I really enjoyed this book, which at first glance appears to be a classic tale of two tearaways, friends who tear a path through their locality in a series of misadventures. But it is considerably more than that as it explores how society sticks a thumb on individuals' heads and keeps them in their place, destroying any hope or ambition. The setting is Newcastle in the late 1990s , a city changing, so the football team became exclusive to those who can afford a season ticket, but parts of the city are impoverished unable to afford to eat. Gerrymandering and Sewell are two late teenagers excluded and avoiding a school where the head teachers dislike them. They hatch a plan to raise money to buy season tickets for their beloved Toon. The plans soon find them gradually sinking despite their never-ending optimism. A tale of friendship these are characters I loved, which made the finale all the more difficult. Really enjoyable read.
Can't really compare it to the film as only a couple of things happen in both, the ending in the book is completely different from the film, as is the last 'main' part. The book really takes in the geography of the Heed and the way things are described you feel like you're there, I know and have been to every place described in the book.
Two minor criminals who you can’t help but root for.
On the surface, this is a story about scams, grafting and the church of NUFC. However, lurking amongst this dream is a loyal friendship (best compared to George and Lennie); a truthful portrait of poverty; and a system that fails its people. This story is a series of blunt observations, rather than elaborate dramatisations.
Sorry Mr Tulloch, I picked this book up at a holiday Villa after finishing Murakami’s Norwegian Wood. Almost certainly not a fair book to try and compare yours with. Subsequently I could not finish it despite it’s easy narrative. It felt like it was trying to be a Roddy Doyle novel.......it isn’t.
Apparently this book has been made into a film, and I'm not surprised because all the way through I was thinking it would probably be twice as funny done visually. It was amusing to read, but not laugh-out-loud. Several amusing scenarios were created - not least the two Newcastle fans finding themselves in the home end at the Stadium of Light.

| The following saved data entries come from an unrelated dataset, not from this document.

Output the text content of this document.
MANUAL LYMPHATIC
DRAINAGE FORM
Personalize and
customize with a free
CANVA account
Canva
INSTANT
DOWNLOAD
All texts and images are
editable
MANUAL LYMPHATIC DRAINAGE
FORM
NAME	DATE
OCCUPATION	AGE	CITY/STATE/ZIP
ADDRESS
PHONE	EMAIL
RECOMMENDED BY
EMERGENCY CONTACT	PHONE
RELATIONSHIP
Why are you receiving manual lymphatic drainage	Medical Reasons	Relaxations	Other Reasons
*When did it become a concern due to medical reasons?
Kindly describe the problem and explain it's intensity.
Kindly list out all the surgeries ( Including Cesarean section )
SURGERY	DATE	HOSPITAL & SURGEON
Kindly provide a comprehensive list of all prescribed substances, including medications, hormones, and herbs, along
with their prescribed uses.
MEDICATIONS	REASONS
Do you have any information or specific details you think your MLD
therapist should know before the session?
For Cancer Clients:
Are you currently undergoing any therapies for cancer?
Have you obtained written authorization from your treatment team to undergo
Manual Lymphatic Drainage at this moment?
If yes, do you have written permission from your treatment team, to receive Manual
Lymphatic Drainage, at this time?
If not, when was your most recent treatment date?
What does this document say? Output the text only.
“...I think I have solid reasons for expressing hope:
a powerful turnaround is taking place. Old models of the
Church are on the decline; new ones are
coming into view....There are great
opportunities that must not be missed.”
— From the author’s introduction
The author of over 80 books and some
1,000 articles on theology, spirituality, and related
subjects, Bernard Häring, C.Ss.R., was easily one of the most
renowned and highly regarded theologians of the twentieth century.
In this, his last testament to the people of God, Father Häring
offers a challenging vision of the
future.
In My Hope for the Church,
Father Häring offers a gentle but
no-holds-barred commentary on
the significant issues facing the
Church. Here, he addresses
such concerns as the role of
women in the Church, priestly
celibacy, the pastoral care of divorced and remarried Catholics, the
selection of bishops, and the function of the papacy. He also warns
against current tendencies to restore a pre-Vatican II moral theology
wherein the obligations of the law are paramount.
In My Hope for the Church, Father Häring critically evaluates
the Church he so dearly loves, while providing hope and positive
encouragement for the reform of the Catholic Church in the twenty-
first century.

I was generally more impressed by the story's more serious side, and the depressing but bleak vision of Gateshead through the four seasons, a land of overcrowded hospitals, schools full of delinquents, and housing estates full of lager-swilling mums and tab-smoking primary school children. Amazing, really, that it managed to be funny, but it did. Liked the North-East dialect throughout ("Ha'way man, divven't piss aboot"), and the book introduced new verb 'to twoc' (well it was new to me anyway). Dated somewhat by its reference, at one point, to 'The Toon' being at the top of the league - when has that happened recently, unless you're talking about the Championship? - but otherwise a very readable and thought-provoking statement on modern life at the wrong end of the economic scale.